Note: As mentioned earlier, in order to reference existing files and folders in a code package using the /LinkScript and /LinkFolder methods, the folders and scripts must reside under the folder where the package is stored.

/DeleteScript and /DeleteFolder (in wrapped packages) - these methods are used to remove scripts and folders (and all scripts under the removed folders) from the code package. The /f flag does not apply and is ignored for wrapped packages. The flag /i denotes the relative path of the removed script of folder. If you are not sure where to find this value, open the code package in Combine, select the script (or folder), press F4 to bring up the properties window and look for the Relative Path property.

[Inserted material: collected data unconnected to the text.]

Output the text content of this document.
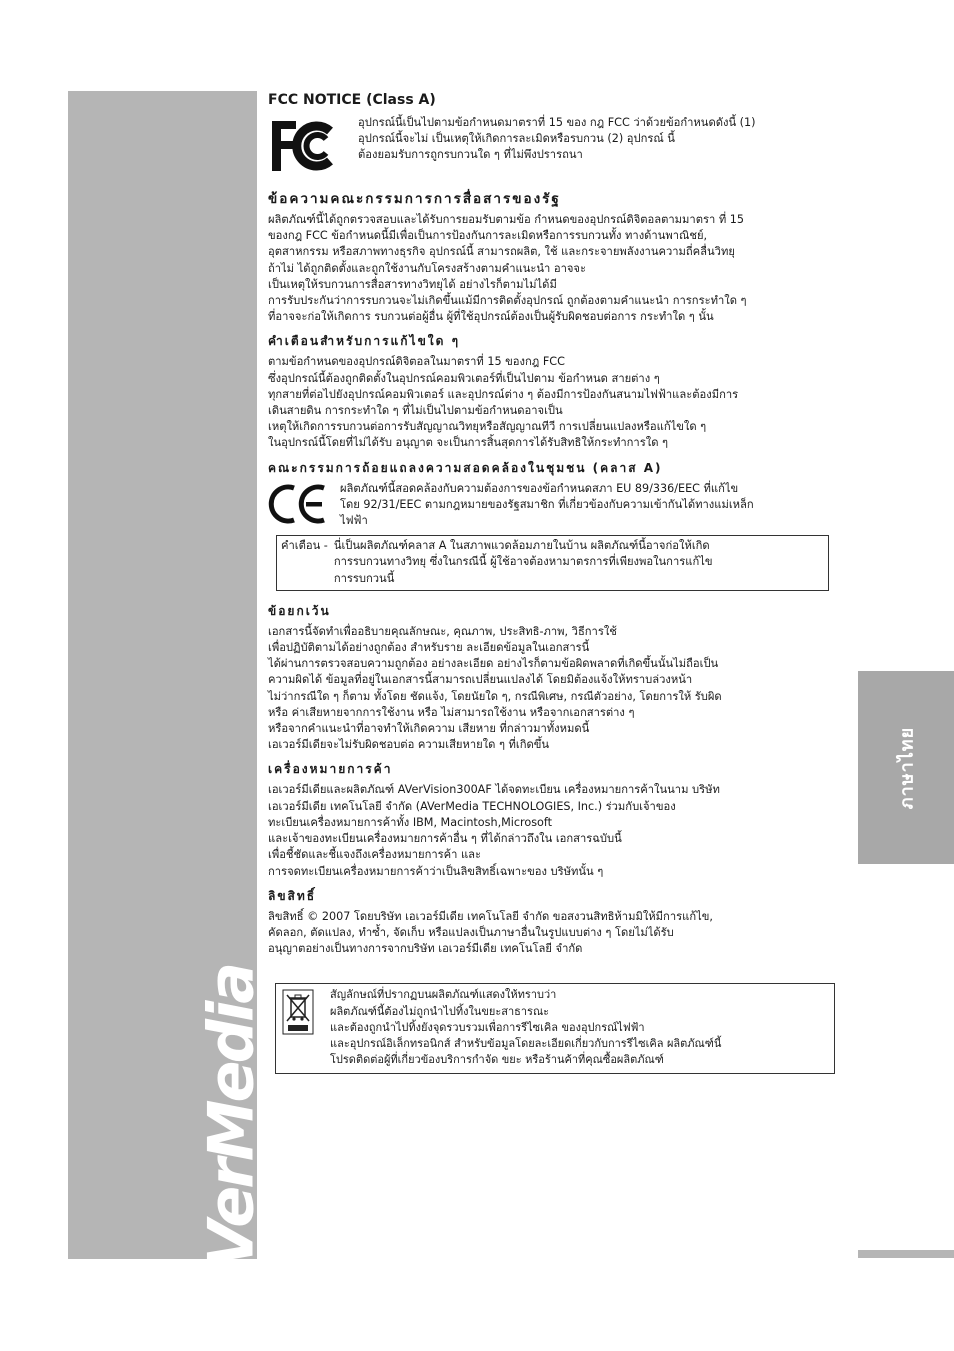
AVerMedia
ภาษาไทย
FCC NOTICE (Class A)
อุปกรณ์นี้เป็นไปตามข้อกำหนดมาตราที่ 15 ของ กฎ FCC ว่าด้วยข้อกำหนดดังนี้ (1)
อุปกรณ์นี้จะไม่ เป็นเหตุให้เกิดการละเมิดหรือรบกวน (2) อุปกรณ์ นี้
ต้องยอมรับการถูกรบกวนใด ๆ ที่ไม่พึงปรารถนา
ข้อความคณะกรรมการการสื่อสารของรัฐ
ผลิตภัณฑ์นี้ได้ถูกตรวจสอบและได้รับการยอมรับตามข้อ กำหนดของอุปกรณ์ดิจิตอลตามมาตรา ที่ 15
ของกฎ FCC ข้อกำหนดนี้มีเพื่อเป็นการป้องกันการละเมิดหรือการรบกวนทั้ง ทางด้านพาณิชย์,
อุตสาหกรรม หรือสภาพทางธุรกิจ อุปกรณ์นี้ สามารถผลิต, ใช้ และกระจายพลังงานความถี่คลื่นวิทยุ
ถ้าไม่ ได้ถูกติดตั้งและถูกใช้งานกับโครงสร้างตามคำแนะนำ อาจจะ
เป็นเหตุให้รบกวนการสื่อสารทางวิทยุได้ อย่างไรก็ตามไม่ได้มี
การรับประกันว่าการรบกวนจะไม่เกิดขึ้นแม้มีการติดตั้งอุปกรณ์ ถูกต้องตามคำแนะนำ การกระทำใด ๆ
ที่อาจจะก่อให้เกิดการ รบกวนต่อผู้อื่น ผู้ที่ใช้อุปกรณ์ต้องเป็นผู้รับผิดชอบต่อการ กระทำใด ๆ นั้น
คำเตือนสำหรับการแก้ไขใด ๆ
ตามข้อกำหนดของอุปกรณ์ดิจิตอลในมาตราที่ 15 ของกฎ FCC
ซึ่งอุปกรณ์นี้ต้องถูกติดตั้งในอุปกรณ์คอมพิวเตอร์ที่เป็นไปตาม ข้อกำหนด สายต่าง ๆ
ทุกสายที่ต่อไปยังอุปกรณ์คอมพิวเตอร์ และอุปกรณ์ต่าง ๆ ต้องมีการป้องกันสนามไฟฟ้าและต้องมีการ
เดินสายดิน การกระทำใด ๆ ที่ไม่เป็นไปตามข้อกำหนดอาจเป็น
เหตุให้เกิดการรบกวนต่อการรับสัญญาณวิทยุหรือสัญญาณทีวี การเปลี่ยนแปลงหรือแก้ไขใด ๆ
ในอุปกรณ์นี้โดยที่ไม่ได้รับ อนุญาต จะเป็นการสิ้นสุดการได้รับสิทธิให้กระทำการใด ๆ
คณะกรรมการถ้อยแถลงความสอดคล้องในชุมชน (คลาส A)
ผลิตภัณฑ์นี้สอดคล้องกับความต้องการของข้อกำหนดสภา EU 89/336/EEC ที่แก้ไข
โดย 92/31/EEC ตามกฎหมายของรัฐสมาชิก ที่เกี่ยวข้องกับความเข้ากันได้ทางแม่เหล็ก
ไฟฟ้า
คำเตือน - นี่เป็นผลิตภัณฑ์คลาส A ในสภาพแวดล้อมภายในบ้าน ผลิตภัณฑ์นี้อาจก่อให้เกิด
การรบกวนทางวิทยุ ซึ่งในกรณีนี้ ผู้ใช้อาจต้องหามาตรการที่เพียงพอในการแก้ไข
การรบกวนนี้
ข้อยกเว้น
เอกสารนี้จัดทำเพื่ออธิบายคุณลักษณะ, คุณภาพ, ประสิทธิ-ภาพ, วิธีการใช้
เพื่อปฏิบัติตามได้อย่างถูกต้อง สำหรับราย ละเอียดข้อมูลในเอกสารนี้
ได้ผ่านการตรวจสอบความถูกต้อง อย่างละเอียด อย่างไรก็ตามข้อผิดพลาดที่เกิดขึ้นนั้นไม่ถือเป็น
ความผิดได้ ข้อมูลที่อยู่ในเอกสารนี้สามารถเปลี่ยนแปลงได้ โดยมิต้องแจ้งให้ทราบล่วงหน้า
ไม่ว่ากรณีใด ๆ ก็ตาม ทั้งโดย ชัดแจ้ง, โดยนัยใด ๆ, กรณีพิเศษ, กรณีตัวอย่าง, โดยการให้ รับผิด
หรือ ค่าเสียหายจากการใช้งาน หรือ ไม่สามารถใช้งาน หรือจากเอกสารต่าง ๆ
หรือจากคำแนะนำที่อาจทำให้เกิดความ เสียหาย ที่กล่าวมาทั้งหมดนี้
เอเวอร์มีเดียจะไม่รับผิดชอบต่อ ความเสียหายใด ๆ ที่เกิดขึ้น
เครื่องหมายการค้า
เอเวอร์มีเดียและผลิตภัณฑ์ AVerVision300AF ได้จดทะเบียน เครื่องหมายการค้าในนาม บริษัท
เอเวอร์มีเดีย เทคโนโลยี จำกัด (AVerMedia TECHNOLOGIES, Inc.) ร่วมกับเจ้าของ
ทะเบียนเครื่องหมายการค้าทั้ง IBM, Macintosh,Microsoft
และเจ้าของทะเบียนเครื่องหมายการค้าอื่น ๆ ที่ได้กล่าวถึงใน เอกสารฉบับนี้
เพื่อชี้ชัดและชี้แจงถึงเครื่องหมายการค้า และ
การจดทะเบียนเครื่องหมายการค้าว่าเป็นลิขสิทธิ์เฉพาะของ บริษัทนั้น ๆ
ลิขสิทธิ์
ลิขสิทธิ์ © 2007 โดยบริษัท เอเวอร์มีเดีย เทคโนโลยี จำกัด ขอสงวนสิทธิห้ามมิให้มีการแก้ไข,
คัดลอก, ตัดแปลง, ทำซ้ำ, จัดเก็บ หรือแปลงเป็นภาษาอื่นในรูปแบบต่าง ๆ โดยไม่ได้รับ
อนุญาตอย่างเป็นทางการจากบริษัท เอเวอร์มีเดีย เทคโนโลยี จำกัด
สัญลักษณ์ที่ปรากฏบนผลิตภัณฑ์แสดงให้ทราบว่า
ผลิตภัณฑ์นี้ต้องไม่ถูกนำไปทิ้งในขยะสาธารณะ
และต้องถูกนำไปทิ้งยังจุดรวบรวมเพื่อการรีไซเคิล ของอุปกรณ์ไฟฟ้า
และอุปกรณ์อิเล็กทรอนิกส์ สำหรับข้อมูลโดยละเอียดเกี่ยวกับการรีไซเคิล ผลิตภัณฑ์นี้
โปรดติดต่อผู้ที่เกี่ยวข้องบริการกำจัด ขยะ หรือร้านค้าที่คุณซื้อผลิตภัณฑ์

/DeleteScript and /DeleteFolder (in unwrapped packages) - these methods are useful to remove scripts and folders from a code package. In unwrapped package, the folders and scripts in the package are actual folders and scripts on the file system. The /i flag denotes the location of each script (or folder) in the package. If you also include the /f flag, then the scripts and folders removed from the package will also be deleted from the local file system.

/UpdatePackage, /UpdateFolder, /UpdateScript - these methods allow you to update the properties values for each item in the code package.



Recommendations and best-practices:

1. Use wrapped packages when possible - they are more intuitive and easier to understand. Wrapped packages are used by many but require some basic understanding of Combine and are recommended for advanced users.

2. If the scripts you wish to deploy are already available on the file system (e.g., after performing Get Latest from your source control client interface), create a code package at (or above) the root folder of all scripts and then use /LinkFolder to recursively include all scripts and folders in the code package. Make sure to set the Container property for the folders and (or) scripts. Then, after loading all the scripts and folders to the package you can easily and immediately deploy it against all the appropriate target databases and servers.